Se Deus é piedoso, o ser humano nem por isso. Toda e qualquer ideologia de superioridade é crime. Teve de haver uma revolução, fruto de épocas viradas às revoluções, incluindo de carácter sexual, com a finalidade de recuperá-la das cavernas e trazê-la à luz da realidade. E como alguém dissera "É que algumas das nossas atitudes devem ser repensadas para que possamos ter uma sociedade mais tolerante, inclusiva e menos preconceituosa."

Neste mundo inaudito de digitalização das mentes, parece estarmos a navegar o mesmo barco. Contudo, a percepção nem sempre converge sobre o estado de sítio em que nos colocamos. Uns cheiravam a catinga por serem negros e os outros não? Era o colonialismo no seu tempo, justificando o injustificável.

Todas as raças têm as suas características e o seu cheiro natural, tal como a variedade de plantas. Pedras preciosas não exalam cheiros; o que as tornam preciosas é a diversidade e a raridade.

A diversidade enriquece a beleza humana, como parte de um todo universo em movimento, no encontro com a verdade que liga toda a criatura ao seu criador. Os indivíduos são espelhos colocados frente a frente, em que cada um reflecte plenamente o outro. Como enfatizou Aimé Cesaire: raça nenhuma possui o monopólio de beleza, força e inteligência.

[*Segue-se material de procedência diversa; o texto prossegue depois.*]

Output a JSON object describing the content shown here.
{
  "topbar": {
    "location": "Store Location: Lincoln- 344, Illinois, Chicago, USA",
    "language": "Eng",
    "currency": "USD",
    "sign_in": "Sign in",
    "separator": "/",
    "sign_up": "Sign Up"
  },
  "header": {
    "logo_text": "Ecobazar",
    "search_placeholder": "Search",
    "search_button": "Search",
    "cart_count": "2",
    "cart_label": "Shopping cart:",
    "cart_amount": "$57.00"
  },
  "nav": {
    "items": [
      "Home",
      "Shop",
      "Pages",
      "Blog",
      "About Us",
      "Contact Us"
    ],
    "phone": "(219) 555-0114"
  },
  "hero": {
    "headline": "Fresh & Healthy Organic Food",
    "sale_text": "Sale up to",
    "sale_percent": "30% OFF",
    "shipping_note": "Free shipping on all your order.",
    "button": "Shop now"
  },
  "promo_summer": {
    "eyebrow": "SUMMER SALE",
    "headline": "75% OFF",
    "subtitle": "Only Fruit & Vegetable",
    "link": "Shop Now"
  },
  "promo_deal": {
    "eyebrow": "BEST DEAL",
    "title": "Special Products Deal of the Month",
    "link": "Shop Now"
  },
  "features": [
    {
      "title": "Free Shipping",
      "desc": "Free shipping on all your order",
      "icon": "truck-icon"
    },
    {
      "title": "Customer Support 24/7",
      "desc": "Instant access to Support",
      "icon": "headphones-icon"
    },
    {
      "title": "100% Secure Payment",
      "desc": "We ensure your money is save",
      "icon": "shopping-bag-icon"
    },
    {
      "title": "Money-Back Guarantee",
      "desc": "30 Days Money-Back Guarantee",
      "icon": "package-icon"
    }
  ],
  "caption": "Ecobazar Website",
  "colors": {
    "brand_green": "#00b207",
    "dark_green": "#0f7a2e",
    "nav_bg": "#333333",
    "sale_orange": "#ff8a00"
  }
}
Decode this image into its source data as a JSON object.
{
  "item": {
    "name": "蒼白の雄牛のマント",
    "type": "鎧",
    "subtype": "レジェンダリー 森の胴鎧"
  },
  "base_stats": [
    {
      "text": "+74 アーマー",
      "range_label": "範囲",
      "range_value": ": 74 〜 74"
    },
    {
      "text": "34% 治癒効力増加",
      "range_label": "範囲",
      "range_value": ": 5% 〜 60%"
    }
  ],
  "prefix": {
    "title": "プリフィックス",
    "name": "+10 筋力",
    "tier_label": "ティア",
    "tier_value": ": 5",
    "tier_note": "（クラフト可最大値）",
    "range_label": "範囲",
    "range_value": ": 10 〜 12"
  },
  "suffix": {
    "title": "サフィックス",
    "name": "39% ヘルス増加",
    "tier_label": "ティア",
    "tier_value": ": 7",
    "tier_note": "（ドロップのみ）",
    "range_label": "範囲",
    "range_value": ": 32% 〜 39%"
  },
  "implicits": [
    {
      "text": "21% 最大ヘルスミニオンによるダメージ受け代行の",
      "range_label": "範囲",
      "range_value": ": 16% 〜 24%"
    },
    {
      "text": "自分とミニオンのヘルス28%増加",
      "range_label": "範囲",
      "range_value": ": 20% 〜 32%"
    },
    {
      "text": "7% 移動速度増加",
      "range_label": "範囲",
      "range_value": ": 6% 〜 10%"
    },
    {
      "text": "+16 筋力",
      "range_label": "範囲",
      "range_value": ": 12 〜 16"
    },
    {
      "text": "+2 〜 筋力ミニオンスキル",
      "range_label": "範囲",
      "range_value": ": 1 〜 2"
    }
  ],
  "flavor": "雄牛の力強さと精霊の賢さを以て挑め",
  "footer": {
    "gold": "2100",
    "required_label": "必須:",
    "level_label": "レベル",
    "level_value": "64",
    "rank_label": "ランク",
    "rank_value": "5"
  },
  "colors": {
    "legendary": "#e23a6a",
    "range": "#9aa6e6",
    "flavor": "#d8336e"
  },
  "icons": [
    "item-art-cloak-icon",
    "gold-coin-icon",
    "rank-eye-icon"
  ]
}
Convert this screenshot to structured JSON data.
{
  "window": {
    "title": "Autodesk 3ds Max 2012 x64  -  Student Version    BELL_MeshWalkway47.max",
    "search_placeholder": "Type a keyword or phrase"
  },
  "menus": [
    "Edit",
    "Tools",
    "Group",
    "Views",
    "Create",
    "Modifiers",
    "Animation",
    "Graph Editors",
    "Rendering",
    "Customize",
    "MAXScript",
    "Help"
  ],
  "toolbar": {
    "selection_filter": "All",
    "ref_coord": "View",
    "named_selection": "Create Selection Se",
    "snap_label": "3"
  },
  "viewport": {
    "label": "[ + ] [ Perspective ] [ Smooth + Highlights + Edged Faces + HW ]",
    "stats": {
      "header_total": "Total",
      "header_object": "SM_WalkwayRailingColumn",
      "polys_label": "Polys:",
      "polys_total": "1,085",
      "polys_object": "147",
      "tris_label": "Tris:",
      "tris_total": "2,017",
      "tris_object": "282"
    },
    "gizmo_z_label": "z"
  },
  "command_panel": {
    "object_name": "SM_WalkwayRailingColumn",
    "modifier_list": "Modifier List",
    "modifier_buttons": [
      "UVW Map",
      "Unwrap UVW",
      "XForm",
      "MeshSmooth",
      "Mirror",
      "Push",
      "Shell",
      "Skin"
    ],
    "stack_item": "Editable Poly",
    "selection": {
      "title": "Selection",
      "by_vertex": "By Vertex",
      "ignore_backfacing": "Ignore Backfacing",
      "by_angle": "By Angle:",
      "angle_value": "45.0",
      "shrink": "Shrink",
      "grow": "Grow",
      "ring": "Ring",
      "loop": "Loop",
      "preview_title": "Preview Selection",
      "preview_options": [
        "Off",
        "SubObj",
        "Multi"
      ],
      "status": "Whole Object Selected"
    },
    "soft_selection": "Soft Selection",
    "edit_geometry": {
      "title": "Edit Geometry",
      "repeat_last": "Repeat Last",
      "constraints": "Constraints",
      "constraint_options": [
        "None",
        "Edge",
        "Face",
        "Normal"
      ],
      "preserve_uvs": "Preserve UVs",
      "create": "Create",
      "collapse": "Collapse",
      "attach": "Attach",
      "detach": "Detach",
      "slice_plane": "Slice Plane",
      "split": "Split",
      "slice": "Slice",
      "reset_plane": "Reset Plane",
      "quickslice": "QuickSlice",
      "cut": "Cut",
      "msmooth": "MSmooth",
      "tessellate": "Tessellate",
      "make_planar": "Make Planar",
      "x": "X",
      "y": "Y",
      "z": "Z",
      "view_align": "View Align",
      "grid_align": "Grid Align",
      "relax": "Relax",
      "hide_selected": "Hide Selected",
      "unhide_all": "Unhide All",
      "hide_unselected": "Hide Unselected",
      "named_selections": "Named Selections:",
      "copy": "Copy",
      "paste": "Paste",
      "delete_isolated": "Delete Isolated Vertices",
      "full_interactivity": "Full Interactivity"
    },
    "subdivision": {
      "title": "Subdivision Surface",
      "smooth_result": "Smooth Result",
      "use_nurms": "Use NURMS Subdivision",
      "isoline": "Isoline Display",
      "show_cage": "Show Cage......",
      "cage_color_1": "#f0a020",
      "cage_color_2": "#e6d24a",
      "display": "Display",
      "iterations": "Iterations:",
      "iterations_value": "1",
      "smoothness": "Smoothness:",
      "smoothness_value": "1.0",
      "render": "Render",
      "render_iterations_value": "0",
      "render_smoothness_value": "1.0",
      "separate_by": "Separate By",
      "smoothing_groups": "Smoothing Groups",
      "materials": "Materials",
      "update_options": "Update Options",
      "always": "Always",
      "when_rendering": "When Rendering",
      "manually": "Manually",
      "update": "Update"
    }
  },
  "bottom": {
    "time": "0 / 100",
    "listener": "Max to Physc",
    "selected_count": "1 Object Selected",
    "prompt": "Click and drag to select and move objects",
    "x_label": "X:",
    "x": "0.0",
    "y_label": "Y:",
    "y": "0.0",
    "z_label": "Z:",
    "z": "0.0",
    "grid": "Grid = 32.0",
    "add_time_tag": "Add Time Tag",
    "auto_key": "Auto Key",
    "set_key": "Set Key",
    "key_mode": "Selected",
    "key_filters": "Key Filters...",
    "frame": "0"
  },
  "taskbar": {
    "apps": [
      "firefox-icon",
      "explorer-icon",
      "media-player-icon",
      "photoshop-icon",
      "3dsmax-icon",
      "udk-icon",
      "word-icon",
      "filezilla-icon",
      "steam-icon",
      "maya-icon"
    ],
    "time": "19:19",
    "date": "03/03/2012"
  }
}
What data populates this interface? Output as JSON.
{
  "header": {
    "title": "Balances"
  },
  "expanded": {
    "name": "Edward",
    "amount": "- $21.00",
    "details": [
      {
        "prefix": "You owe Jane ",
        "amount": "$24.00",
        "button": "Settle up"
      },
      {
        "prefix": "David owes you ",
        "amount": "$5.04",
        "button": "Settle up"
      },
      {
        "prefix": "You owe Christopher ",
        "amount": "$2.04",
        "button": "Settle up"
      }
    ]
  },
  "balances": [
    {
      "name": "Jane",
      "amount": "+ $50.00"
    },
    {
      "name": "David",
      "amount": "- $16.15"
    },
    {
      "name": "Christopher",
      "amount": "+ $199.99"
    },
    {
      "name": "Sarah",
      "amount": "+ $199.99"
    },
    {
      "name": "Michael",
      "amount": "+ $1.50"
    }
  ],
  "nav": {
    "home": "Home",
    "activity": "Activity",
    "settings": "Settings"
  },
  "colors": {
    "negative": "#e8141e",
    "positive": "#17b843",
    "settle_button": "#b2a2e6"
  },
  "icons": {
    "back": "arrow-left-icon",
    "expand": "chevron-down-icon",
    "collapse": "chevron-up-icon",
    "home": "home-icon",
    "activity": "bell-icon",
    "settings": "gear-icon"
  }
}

O que nos torna diferentes é a inteligência, o grau de conhecimento adquirido, a tolerância e, acima de tudo, o espírito nobre e elevado. As palavras podem machucar, e muito. Uma ferida aberta, senão curada, pode originar um malefício maior.

A racionalidade do antigamente provocou danos culturais que apenas o tempo pode reparar. Um mundo sem preconceitos não é uma utopia.